Data from the builds on PCPartPicker show an interesting trend among the buyers of AMD CPUs. Of the 25,780 builds on PCPartPicker from the last 31 months with a price point between $450 — $5,000, 19% included an AMD CPU. This is in-line with the Steam Hardware Surveys, but things have changed recently.

Before drawing conclusions from this data, it’s important to note (as this PCWorld article rightly points out) that this data is based on builds, not sales, and is representative of the enthusiasts on PCPartPicker.

Brand Loyalty Mattered For AMD

Builds with AMD CPUs tend to be much less expensive than those with Intel CPUs. The builds with an AMD CPU were $967 on average versus the Intel CPU builds, which were on average $1,570. In the last 31 months, brand loyalty to AMD seemed to push AMD CPU builders to choose AMD graphics cards at a much higher rate than Intel CPU builders. 55% of machines with an AMD CPU also had an AMD GPU; whereas, only 19% of builds with an Intel CPU included an AMD GPU.
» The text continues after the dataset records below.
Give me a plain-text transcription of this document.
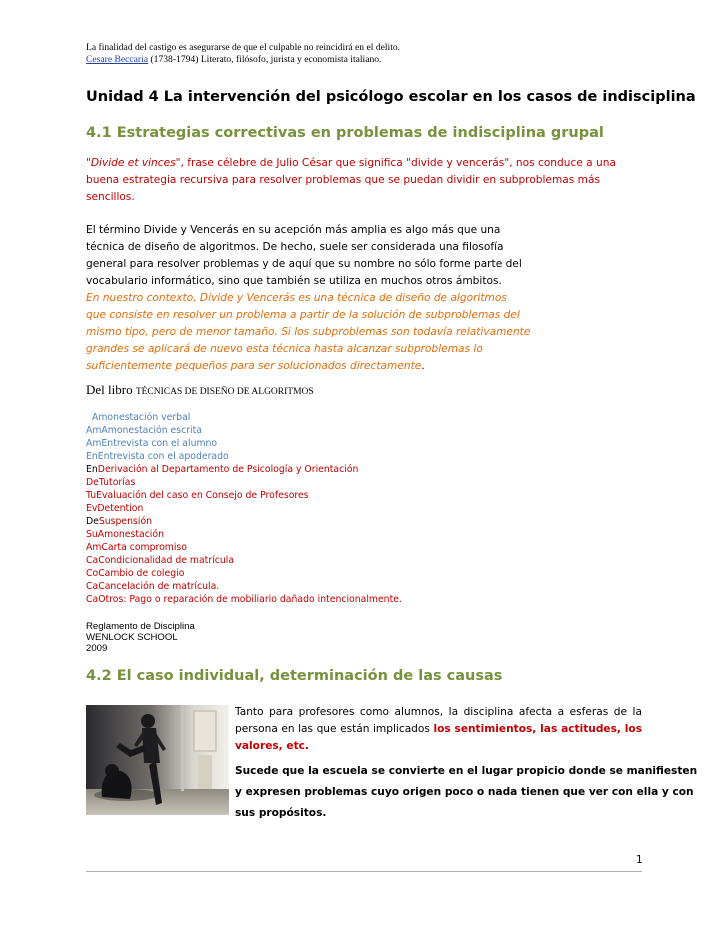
La finalidad del castigo es asegurarse de que el culpable no reincidirá en el delito.
Cesare Beccaria (1738-1794) Literato, filósofo, jurista y economista italiano.
Unidad 4 La intervención del psicólogo escolar en los casos de indisciplina
4.1 Estrategias correctivas en problemas de indisciplina grupal
"Divide et vinces", frase célebre de Julio César que significa "divide y vencerás", nos conduce a una
buena estrategia recursiva para resolver problemas que se puedan dividir en subproblemas más
sencillos.
El término Divide y Vencerás en su acepción más amplia es algo más que una
técnica de diseño de algoritmos. De hecho, suele ser considerada una filosofía
general para resolver problemas y de aquí que su nombre no sólo forme parte del
vocabulario informático, sino que también se utiliza en muchos otros ámbitos.
En nuestro contexto, Divide y Vencerás es una técnica de diseño de algoritmos
que consiste en resolver un problema a partir de la solución de subproblemas del
mismo tipo, pero de menor tamaño. Si los subproblemas son todavía relativamente
grandes se aplicará de nuevo esta técnica hasta alcanzar subproblemas lo
suficientemente pequeños para ser solucionados directamente.
Del libro TÉCNICAS DE DISEÑO DE ALGORITMOS
Amonestación verbal
AmAmonestación escrita
AmEntrevista con el alumno
EnEntrevista con el apoderado
EnDerivación al Departamento de Psicología y Orientación
DeTutorías
TuEvaluación del caso en Consejo de Profesores
EvDetention
DeSuspensión
SuAmonestación
AmCarta compromiso
CaCondicionalidad de matrícula
CoCambio de colegio
CaCancelación de matrícula.
CaOtros: Pago o reparación de mobiliario dañado intencionalmente.
Reglamento de Disciplina
WENLOCK SCHOOL
2009
4.2 El caso individual, determinación de las causas
Tanto para profesores como alumnos, la disciplina afecta a esferas de la
persona en las que están implicados los sentimientos, las actitudes, los
valores, etc.
Sucede que la escuela se convierte en el lugar propicio donde se manifiesten
y expresen problemas cuyo origen poco o nada tienen que ver con ella y con
sus propósitos.
1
But That Brand Loyalty Impact Dropped In Last Six Months

In the last six months, AMD has started to lose even more ground to Intel and to Nvidia. On the CPU builds, only 10% of gamers building on PCPartPicker were opting to buy an AMD CPU. Among these, the percentage that decided to pair their AMD CPU with an AMD GPU dropped to 51%. The challenges that AMD is seeing in the overall GPU market are being felt even amongst their loyal supporters.

How Consumer Purchases Are Impacting AMD

This drop in builds is a concern as PC gamers are seen as the only bright spot in PC hardware sales. Without strong support in the gaming community, AMD is facing pressure across the board from its key rivals and general market trends. On the consumer side, Nvidia increased sales by 63% year-over-year in Q3 versus only an 11% increase during a similar time period for AMD.

On the enterprise side, AMD released a powerful FirePro card that allows for hardware virtualization, which is important to cloud providers, but they’re not keeping up with Nvidia’s datacenter growth rates. Year-over-year Q3 results showed AMD’s enterprise segment growing at 31% while Nvidia’s similar business unit grew at 193% (although from a much smaller base).

Our technology runs on either an AMD or Nvidia GPU, but our cloud provider, AWS, only offers the Nvidia Grid cards today.